Les différentes facettes de La Haye avaient néanmoins besoin d’être taillées. Les vignes du domaine ont entre 30 et 40 ans. Château La Haye est certifié Haute Valeur Environnementale niveau 3. Pour un plus grand respect des baies, les vendanges sont faites en petites cagettes. Les raisins sont égrappés et, depuis ce millésime, la famille a investi dans un égreneur, signe qu’un travail vers le raffinement est en marche. La vinification, opérée avec l’aide de l’œnologue Eric Boissenot, se fait en petites cuves qui permettent un travail parcellaire. Classé Cru Bourgeois et lauréat avec le 2013 et le 2014, la famille vise le classement en Cru Bourgeois exceptionnel.

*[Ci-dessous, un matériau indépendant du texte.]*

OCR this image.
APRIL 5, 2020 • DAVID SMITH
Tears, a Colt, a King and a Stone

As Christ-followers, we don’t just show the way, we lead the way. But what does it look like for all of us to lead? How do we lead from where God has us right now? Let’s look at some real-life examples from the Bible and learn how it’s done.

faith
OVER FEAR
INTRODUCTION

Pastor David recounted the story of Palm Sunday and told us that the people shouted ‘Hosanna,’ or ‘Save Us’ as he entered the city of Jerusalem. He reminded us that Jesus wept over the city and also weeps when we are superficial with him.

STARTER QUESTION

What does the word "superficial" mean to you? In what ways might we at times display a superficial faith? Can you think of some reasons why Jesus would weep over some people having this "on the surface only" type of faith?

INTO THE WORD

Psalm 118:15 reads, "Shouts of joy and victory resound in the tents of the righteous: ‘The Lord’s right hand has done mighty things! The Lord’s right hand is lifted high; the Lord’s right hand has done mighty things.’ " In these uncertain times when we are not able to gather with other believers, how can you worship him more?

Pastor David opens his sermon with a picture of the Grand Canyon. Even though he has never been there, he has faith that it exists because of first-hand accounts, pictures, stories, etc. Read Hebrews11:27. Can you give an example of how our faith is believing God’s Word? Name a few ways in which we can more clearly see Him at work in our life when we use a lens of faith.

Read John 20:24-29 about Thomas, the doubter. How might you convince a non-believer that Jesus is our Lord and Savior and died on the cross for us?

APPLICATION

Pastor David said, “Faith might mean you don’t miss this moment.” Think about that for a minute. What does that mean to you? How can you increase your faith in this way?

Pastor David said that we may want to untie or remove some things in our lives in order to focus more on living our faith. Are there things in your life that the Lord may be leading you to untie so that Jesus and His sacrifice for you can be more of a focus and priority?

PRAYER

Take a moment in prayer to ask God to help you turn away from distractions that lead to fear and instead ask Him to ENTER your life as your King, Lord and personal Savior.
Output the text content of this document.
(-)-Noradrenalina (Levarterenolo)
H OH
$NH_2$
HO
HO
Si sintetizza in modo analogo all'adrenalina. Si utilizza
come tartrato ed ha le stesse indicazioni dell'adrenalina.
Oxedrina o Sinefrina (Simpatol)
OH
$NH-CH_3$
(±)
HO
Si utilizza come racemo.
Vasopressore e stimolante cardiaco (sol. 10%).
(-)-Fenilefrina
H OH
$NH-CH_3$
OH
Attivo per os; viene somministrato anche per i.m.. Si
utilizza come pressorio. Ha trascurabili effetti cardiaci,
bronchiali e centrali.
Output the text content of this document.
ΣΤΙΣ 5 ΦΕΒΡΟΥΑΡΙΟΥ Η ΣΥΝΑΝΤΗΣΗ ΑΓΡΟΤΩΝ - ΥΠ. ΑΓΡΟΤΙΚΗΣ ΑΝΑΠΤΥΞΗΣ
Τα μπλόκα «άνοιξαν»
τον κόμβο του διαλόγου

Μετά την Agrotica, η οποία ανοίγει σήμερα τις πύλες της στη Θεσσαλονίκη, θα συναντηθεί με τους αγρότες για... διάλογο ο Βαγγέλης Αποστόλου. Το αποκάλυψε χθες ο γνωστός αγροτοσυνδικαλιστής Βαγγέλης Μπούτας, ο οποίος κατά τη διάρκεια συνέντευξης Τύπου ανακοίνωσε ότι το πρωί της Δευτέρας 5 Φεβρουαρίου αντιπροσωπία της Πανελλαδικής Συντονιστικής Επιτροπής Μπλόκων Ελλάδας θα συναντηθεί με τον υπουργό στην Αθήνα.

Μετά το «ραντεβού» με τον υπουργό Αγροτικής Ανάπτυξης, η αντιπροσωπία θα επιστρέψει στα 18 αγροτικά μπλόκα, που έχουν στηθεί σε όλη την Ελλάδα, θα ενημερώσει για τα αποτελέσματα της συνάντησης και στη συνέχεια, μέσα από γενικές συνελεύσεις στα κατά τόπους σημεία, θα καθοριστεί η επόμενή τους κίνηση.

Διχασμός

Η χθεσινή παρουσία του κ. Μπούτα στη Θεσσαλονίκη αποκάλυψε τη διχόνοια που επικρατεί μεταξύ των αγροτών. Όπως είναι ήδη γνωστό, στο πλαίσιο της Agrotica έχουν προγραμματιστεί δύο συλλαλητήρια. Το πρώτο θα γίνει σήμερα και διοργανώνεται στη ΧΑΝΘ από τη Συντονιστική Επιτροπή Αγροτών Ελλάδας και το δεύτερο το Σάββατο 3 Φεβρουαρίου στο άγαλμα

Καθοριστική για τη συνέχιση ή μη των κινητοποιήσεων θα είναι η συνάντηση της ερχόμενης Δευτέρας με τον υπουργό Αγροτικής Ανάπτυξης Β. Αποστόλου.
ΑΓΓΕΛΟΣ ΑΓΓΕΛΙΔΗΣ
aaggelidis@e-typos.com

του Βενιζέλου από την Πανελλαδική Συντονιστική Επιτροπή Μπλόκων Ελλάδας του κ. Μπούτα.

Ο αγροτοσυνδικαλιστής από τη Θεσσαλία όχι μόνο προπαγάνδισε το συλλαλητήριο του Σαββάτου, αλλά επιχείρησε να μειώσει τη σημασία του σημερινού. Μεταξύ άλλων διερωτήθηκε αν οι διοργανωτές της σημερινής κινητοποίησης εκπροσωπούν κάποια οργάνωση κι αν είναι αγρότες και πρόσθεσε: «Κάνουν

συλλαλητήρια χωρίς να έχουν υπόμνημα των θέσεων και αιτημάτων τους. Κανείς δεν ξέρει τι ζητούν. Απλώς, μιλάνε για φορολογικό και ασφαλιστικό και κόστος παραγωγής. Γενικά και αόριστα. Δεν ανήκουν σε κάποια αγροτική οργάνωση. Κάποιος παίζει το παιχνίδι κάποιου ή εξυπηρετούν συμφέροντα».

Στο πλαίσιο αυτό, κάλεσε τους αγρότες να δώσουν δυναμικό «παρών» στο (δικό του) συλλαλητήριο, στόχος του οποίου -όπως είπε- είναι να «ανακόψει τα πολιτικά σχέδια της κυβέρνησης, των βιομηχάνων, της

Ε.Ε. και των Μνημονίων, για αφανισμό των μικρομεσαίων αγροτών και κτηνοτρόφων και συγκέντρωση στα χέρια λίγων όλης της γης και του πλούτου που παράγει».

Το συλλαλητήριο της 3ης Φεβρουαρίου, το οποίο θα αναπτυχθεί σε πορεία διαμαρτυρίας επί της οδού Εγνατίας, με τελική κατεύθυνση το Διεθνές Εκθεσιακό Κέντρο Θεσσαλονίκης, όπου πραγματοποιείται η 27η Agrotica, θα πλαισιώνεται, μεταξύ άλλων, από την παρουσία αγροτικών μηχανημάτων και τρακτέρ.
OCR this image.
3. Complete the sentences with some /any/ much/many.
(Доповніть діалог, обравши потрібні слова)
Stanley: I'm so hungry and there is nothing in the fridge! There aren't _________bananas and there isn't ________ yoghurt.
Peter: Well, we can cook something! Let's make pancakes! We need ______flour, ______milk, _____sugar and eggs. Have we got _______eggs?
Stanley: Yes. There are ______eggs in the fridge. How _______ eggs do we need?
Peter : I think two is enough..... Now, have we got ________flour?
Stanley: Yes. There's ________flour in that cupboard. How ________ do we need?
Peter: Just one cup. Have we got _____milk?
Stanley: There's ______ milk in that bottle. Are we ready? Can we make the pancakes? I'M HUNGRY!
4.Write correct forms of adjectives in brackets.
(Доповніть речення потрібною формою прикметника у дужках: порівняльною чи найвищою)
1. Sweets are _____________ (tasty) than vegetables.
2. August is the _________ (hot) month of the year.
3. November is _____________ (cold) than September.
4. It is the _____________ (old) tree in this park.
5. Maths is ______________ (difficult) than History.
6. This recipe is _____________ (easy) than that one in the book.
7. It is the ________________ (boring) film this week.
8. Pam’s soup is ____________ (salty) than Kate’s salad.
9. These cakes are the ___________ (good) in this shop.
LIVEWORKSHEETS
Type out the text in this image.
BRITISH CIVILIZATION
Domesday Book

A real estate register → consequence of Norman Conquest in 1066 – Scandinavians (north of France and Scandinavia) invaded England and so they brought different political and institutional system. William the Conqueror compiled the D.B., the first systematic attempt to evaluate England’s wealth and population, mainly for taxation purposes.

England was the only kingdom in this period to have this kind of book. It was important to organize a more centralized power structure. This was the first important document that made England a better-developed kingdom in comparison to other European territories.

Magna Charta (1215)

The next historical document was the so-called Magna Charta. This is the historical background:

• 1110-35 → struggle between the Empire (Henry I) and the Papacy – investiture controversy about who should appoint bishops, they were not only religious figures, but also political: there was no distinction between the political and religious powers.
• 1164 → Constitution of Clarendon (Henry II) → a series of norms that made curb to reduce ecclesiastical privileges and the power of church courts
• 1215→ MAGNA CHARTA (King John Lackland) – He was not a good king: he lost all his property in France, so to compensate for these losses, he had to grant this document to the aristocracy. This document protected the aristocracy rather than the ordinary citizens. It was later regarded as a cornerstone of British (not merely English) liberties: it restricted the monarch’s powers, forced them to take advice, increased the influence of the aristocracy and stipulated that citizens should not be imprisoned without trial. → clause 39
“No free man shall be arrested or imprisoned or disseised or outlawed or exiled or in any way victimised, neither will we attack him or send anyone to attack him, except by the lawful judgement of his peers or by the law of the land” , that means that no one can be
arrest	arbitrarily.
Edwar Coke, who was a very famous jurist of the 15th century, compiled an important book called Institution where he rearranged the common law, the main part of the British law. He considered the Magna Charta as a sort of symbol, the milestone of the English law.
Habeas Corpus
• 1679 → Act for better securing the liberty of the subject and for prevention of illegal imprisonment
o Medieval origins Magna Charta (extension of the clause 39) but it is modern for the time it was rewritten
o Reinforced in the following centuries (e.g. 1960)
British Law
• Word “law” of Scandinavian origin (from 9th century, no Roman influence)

Alors qu’auparavant, le vin passait en 100 % de bois neuf, la famille préfère désormais laisser son vin vieillir en un tiers de barriques neuves, un tiers d’un vin et un tiers de deux vins, toujours en chêne français. La Haye profite en moyenne de 12 mois d’élevage. Le Château produit entre 50 et 60 000 bouteilles par an. Le prix moyen de la bouteille vendue à la propriété est de 27 EUR TTC, un bon rapport pour les amateurs. Le château produit également une deuxième étiquette issue des plus jeunes vignes, Le Cèdre de La Haye (40 000 bouteilles) et une micro cuvée de 3 à 4000 bouteilles, uniquement dans les meilleurs millésimes, Majesté de La Haye. Cependant, dans un souhait d’amélioration de La Haye, la famille envisage d’intégrer cette sélection dans le grand vin.
Le deuxième bijou de la famille se trouve dans l’appellation Pauillac. Château Bellevue – au nom duquel a été accolé celui de Cardon pour marquer son entrée dans le giron familial mais aussi sa renaissance – est un domaine qui avait perdu ses vignes suite au gel de 1956. Des 12 hectares d’origine, la famille a récupéré 2.5 hectares, au nez et à la barbe d’illustres voisins. Actuellement, 0.6 hectares sont en production avec des vieilles vignes âgée de 60 ans. Le reste est aujourd’hui en cours de replantation.
En octobre dernier, le jeune Lloyd Lippens a souhaité soumettre son travail au palais expert de l’éminent sommelier chinois Nelson Chow, président des sommeliers de Hong Kong et de Chine. En dégustant successivement le 2014, 2015 et le 2016 de Château La Haye, Nelson Chow a pu noter l’apparente évolution dans le travail de la famille. Tous dévoilent de beaux arômes de fruits et d’épices, mais les vins ont gagné en structure d’année en année. La Haye est en train de se démarquer par un style propre et la dégustation avec l’expert chinois a confirmé que le petit diamant brut trouvait peu à peu son éclat.
Aujourd’hui, des analyses des sols sont encore en cours afin de définir précisément les terroirs. L’histoire suit son cours, réécrite dans la tradition médocaine mais avec un petit accent d’ailleurs, promettant un bel avenir à ce petit bijou de Saint-Estèphe.